Let $A=(a_{ij})\in M_n$ be an arbitrary matrix and let
$A_1=\begin{pmatrix}
a_{11}\\
a_{21}\\
\vdots\\
a_{n1}\\
\end{pmatrix}$
$A_2=\begin{pmatrix}
a_{12}\\
a_{22}\\
\vdots\\
a_{n2}\\
\end{pmatrix}\ldots$
$A_n=\begin{pmatrix}
a_{1n}\\
a_{2n}\\
\vdots\\
a_{nn}\\
\end{pmatrix}\in M_{n1}$ be columns of $A$. Prove that if the set$\{A_1,A_2,…,A_n\} $ is linearly dependent in vector space $M_{n1}$, then $\det A=0$.

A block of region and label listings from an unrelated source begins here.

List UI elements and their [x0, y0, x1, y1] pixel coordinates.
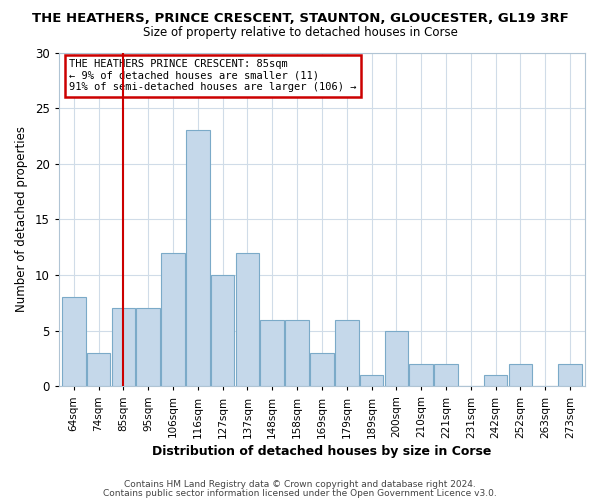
Bar: [211, 275, 235, 386]
Bar: [136, 308, 160, 386]
Bar: [335, 320, 359, 386]
Bar: [260, 320, 284, 386]
X-axis label: Distribution of detached houses by size in Corse: Distribution of detached houses by size …: [152, 444, 491, 458]
Bar: [484, 376, 508, 386]
Bar: [360, 376, 383, 386]
Bar: [559, 364, 582, 386]
Bar: [161, 253, 185, 386]
Bar: [385, 331, 408, 386]
Bar: [112, 308, 135, 386]
Bar: [409, 364, 433, 386]
Text: THE HEATHERS, PRINCE CRESCENT, STAUNTON, GLOUCESTER, GL19 3RF: THE HEATHERS, PRINCE CRESCENT, STAUNTON,…: [32, 12, 568, 26]
Bar: [186, 130, 209, 386]
Y-axis label: Number of detached properties: Number of detached properties: [15, 126, 28, 312]
Bar: [62, 298, 86, 386]
Bar: [236, 253, 259, 386]
Text: THE HEATHERS PRINCE CRESCENT: 85sqm
← 9% of detached houses are smaller (11)
91%: THE HEATHERS PRINCE CRESCENT: 85sqm ← 9%…: [70, 59, 357, 92]
Bar: [310, 353, 334, 386]
Bar: [286, 320, 309, 386]
Bar: [87, 353, 110, 386]
Text: Size of property relative to detached houses in Corse: Size of property relative to detached ho…: [143, 26, 457, 39]
Text: Contains HM Land Registry data © Crown copyright and database right 2024.: Contains HM Land Registry data © Crown c…: [124, 480, 476, 489]
Bar: [434, 364, 458, 386]
Text: Contains public sector information licensed under the Open Government Licence v3: Contains public sector information licen…: [103, 489, 497, 498]
Bar: [509, 364, 532, 386]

I know this already has an answer here but I don't understand OP's solution.
$\lambda_1 A_1 + \ldots + \lambda_n A_n = 0$ where not all $\lambda_i$ are zero.
Suppose that $\lambda_1 \neq 0$. Then we get \begin{align*} A_1 = – \frac{\lambda_2}{\lambda_1} A_2 – \ldots – \frac{\lambda_n}{\lambda_1} A_n. \end{align*}
Now what happens after that, with the determinant?
Best Answer
Since exchanging two columns only switches sign to the determinant, it is not restrictive to assume that the last column is a linear combination of the previous $n-1$ columns: $$ A_n=\alpha_1A_1+\dots+\alpha_{n-1}A_{n-1} $$ By multilinearity of the determinant, you have $$ \det A= \det\begin{bmatrix} A_1 & \dots & A_{n-1} & \sum\limits_{i=1}^{n-1}\alpha_iA_i\end{bmatrix}= \sum_{i=1}^{n-1}\alpha_i \det\begin{bmatrix} A_1 & \dots & A_{n-1} & A_i\end{bmatrix}=0 $$ because a matrix with two equal columns has zero determinant again by the above mentioned property above that exchanging two columns changes the sign of the determinant.
With $\begin{bmatrix} v_1 & \dots & v_{n-1} & v_n\end{bmatrix}$ I denote the matrix whose columns are the column vectors $v_1,\dots,v_{n-1},v_n$.